The Ginger wood turner February 01 2016
He’s an unusual mix of wood turner, male model and photographer. Oh, and he has an impressively fulsome and impeccably-maintained ginger beard, which gives Bavarian Franz Keilhofer his unique appearance and name for his business – Ginger Wood.
We persuaded Franz to dwn tools and come out of his workshop in south east Germany to chat about his work with wood. And, of course, that beard!
Hi Franz, tell is a little about where you're based?
I’m based in a small town called Bischofswiesen in the very south-east of Germany in Bavaria. Some of you may know the Watznann, the Königssee or the Eagle's Nest, that's where I live.
How did you start wood turning?
I started woodturning in my garage, with all of my remaining money spent at (what I thought at least) everything it needs to become a woodturner: a lathe, a chuck, some basic tools and a grinder. I'm completely self-taught, which has been a process of trial and error, but I prefer to figure out techniques on my own, since handing down knowledge from generation to generation sometimes leads to a lack of innovations.
What is it about wood turning that appeals to you?
I can do everything on my own. From selecting the tree, cutting it down, making blanks, seasoning the wood, turning it into something useful and/or beautiful, to the photos of the finished products. Everything lays in my hands.
What products do you generally make?
I prefer to make wooden bowls. I make simple bowls for everyday use, as well as gallery pieces. Some other things I make are hollow forms, pens, spheres and some other useful things for kitchen.
Why do you work in wood over other materials?
It’s pretty easy to work with compared to other materials like stone or metal. And if you mess up a piece, you can sill use it as fire wood!
Which woods do you use?
Mostly I work with locally-sourced timber. We have our own small forest and there is a lot of wood in my area, so easy access. I try to work with all types of wood from fir to maple. Not every wood turns well, but for me, the result is what counts in the end. I generally work with green wood and turn it into, either blanks (bowlblanks) or greenwood bowls.
Do you fit into any particular design tradition?
I try to keep all of my work simple. I like reduced designs so that the wood is more in the focus because I think it’s not my task to make something fancy or “artsy”, my task is to reveal the beauty that is already in the tree.
How long does it take to make a product?
It depends on the size and design, but just to give you an idea: I can do a small bowl in 40 minutes from scratch. The average time on a medium-sized bowl is about an hour, and the longest time I worked on a bowl was ten hours when I turned my biggest one so far.

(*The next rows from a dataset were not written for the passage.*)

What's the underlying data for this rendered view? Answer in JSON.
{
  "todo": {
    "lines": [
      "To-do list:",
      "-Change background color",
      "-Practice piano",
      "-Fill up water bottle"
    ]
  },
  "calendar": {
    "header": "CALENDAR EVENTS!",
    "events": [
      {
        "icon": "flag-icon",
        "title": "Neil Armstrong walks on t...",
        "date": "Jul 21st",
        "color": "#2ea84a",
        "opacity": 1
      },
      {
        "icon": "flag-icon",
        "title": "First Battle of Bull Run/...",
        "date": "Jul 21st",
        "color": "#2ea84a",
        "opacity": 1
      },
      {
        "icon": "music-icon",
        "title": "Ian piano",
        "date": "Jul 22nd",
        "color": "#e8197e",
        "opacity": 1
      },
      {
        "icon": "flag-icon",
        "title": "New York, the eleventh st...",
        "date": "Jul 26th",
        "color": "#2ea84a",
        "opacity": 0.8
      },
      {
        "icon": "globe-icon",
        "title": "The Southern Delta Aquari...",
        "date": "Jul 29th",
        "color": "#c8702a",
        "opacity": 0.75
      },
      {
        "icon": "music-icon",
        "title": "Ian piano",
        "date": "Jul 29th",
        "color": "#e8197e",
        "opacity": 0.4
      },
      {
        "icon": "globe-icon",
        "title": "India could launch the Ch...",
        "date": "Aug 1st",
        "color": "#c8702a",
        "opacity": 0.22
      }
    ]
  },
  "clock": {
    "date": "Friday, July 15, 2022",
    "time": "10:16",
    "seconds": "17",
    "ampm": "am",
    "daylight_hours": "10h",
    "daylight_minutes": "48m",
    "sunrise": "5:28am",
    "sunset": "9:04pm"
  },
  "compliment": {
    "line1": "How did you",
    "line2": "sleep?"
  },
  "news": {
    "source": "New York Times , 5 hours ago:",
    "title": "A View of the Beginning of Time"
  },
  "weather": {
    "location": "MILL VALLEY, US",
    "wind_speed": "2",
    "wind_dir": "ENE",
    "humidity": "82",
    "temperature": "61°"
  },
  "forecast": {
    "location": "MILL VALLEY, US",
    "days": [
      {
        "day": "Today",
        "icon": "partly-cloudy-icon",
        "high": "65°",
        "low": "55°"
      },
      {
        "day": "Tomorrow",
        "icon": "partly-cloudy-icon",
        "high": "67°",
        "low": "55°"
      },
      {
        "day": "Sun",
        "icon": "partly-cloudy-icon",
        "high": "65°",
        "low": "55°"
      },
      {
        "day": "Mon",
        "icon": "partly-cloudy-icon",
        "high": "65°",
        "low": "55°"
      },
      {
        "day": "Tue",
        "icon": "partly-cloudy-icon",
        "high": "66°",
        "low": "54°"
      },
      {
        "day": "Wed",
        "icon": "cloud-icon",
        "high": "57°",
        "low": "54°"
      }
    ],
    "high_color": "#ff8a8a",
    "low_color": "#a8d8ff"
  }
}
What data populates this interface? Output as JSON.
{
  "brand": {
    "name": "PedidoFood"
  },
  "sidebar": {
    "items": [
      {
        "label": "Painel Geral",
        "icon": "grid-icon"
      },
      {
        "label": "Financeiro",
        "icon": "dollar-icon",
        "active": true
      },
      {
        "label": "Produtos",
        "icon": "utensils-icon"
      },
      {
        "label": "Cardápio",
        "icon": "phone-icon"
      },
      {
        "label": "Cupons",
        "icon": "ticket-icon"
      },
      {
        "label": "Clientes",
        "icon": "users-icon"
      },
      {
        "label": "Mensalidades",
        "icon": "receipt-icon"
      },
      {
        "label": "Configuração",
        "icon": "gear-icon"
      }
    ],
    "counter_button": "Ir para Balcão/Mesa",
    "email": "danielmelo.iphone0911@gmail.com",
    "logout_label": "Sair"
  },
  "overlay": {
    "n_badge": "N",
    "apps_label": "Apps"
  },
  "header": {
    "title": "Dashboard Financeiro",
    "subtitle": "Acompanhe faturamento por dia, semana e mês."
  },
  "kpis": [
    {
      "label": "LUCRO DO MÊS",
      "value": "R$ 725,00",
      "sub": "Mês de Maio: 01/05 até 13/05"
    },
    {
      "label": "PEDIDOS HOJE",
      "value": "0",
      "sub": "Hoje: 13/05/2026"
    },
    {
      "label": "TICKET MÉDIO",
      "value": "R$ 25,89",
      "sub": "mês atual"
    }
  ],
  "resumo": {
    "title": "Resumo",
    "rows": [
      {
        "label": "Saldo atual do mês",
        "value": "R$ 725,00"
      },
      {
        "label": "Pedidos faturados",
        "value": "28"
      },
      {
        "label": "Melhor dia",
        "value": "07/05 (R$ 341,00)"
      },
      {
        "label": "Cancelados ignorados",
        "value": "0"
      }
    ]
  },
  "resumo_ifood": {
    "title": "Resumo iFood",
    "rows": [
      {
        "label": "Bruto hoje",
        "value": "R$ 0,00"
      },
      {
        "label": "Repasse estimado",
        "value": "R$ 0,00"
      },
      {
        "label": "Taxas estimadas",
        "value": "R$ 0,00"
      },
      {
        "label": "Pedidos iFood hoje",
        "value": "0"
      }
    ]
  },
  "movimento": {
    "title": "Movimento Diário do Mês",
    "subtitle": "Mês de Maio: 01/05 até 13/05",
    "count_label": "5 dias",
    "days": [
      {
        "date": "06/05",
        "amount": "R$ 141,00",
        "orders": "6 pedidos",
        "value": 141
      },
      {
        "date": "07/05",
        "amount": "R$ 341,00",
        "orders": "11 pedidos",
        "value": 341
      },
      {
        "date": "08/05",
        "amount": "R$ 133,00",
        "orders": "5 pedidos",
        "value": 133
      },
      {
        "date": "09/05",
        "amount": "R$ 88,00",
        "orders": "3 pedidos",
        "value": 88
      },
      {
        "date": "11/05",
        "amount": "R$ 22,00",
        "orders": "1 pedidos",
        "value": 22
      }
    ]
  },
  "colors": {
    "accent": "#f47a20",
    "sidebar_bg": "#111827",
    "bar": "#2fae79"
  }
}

What advantages does working by hand offer?
Today, most spindle turning can be done very effectively by machines, with almost no rework necessary. But sidegrain-turning, especially bowls and hollow forms, will always be done by hand, since you constantly need to adapt your operation mode to the changes in the wood grain. If you want do produce quality work you need to change tools, position, rpm and a lot of small aspects in the way the wood demands.
Where can we buy your products?
I sell the most of my work in my own shop. It’s directly next to my workshop which is below my flat. So no long ways to walk! I also sell some of my works via selected shopping centres and galleries.
How much demand is there for wood turned products?
There actually is a increasing demand for hand crafted good, since everything in our world keeps changing very fast, people like to have something that represents consistency. The problem is, that in woodturning like pottery, there is a big community of “hobby” (semi professionals) woodturners that overflow the market with too cheap and often low in quality work, making it hard for a professional to earn a living.
You’ve got an impressive beard – how do you stop it getting covered in sawdust and keep it in good condition?
Thanks a lot! First I want to say, that my beard is not only for fashion, it also has a practical benefit, since it protects my skin from abrasive shavings and also provents them from getting into my underwear by passing through my shirt collar. I usually brush my beard three times a day, use a good shampoo and conditioner; that’s all it needs.
As a model (see Franz in action here) and woodturner what does a typical day look like!?
A typical workday usually starts at 7am, when the alarm clock rings. Most of the time I have breakfast with my family and then move on to my workshop. Four days a week I work as a self-employed tutor for maths in the afternoon, so I have to quit working in the workshop at 3pm. I generally do modeling jobs about once a month since I only do (well) paid model jobs! I also do a lot of woodturning demonstrations, classes and workshops at big woodworking supply companies and woodturning clubs in europe.
In the workshop or in front of the camera – which do you prefer?
In the workshop! Basically everything I do apart from woodturning is to support my woodturning business, so the income through my other professions is only to ensure my living and allow me to not do comission work in woordturning.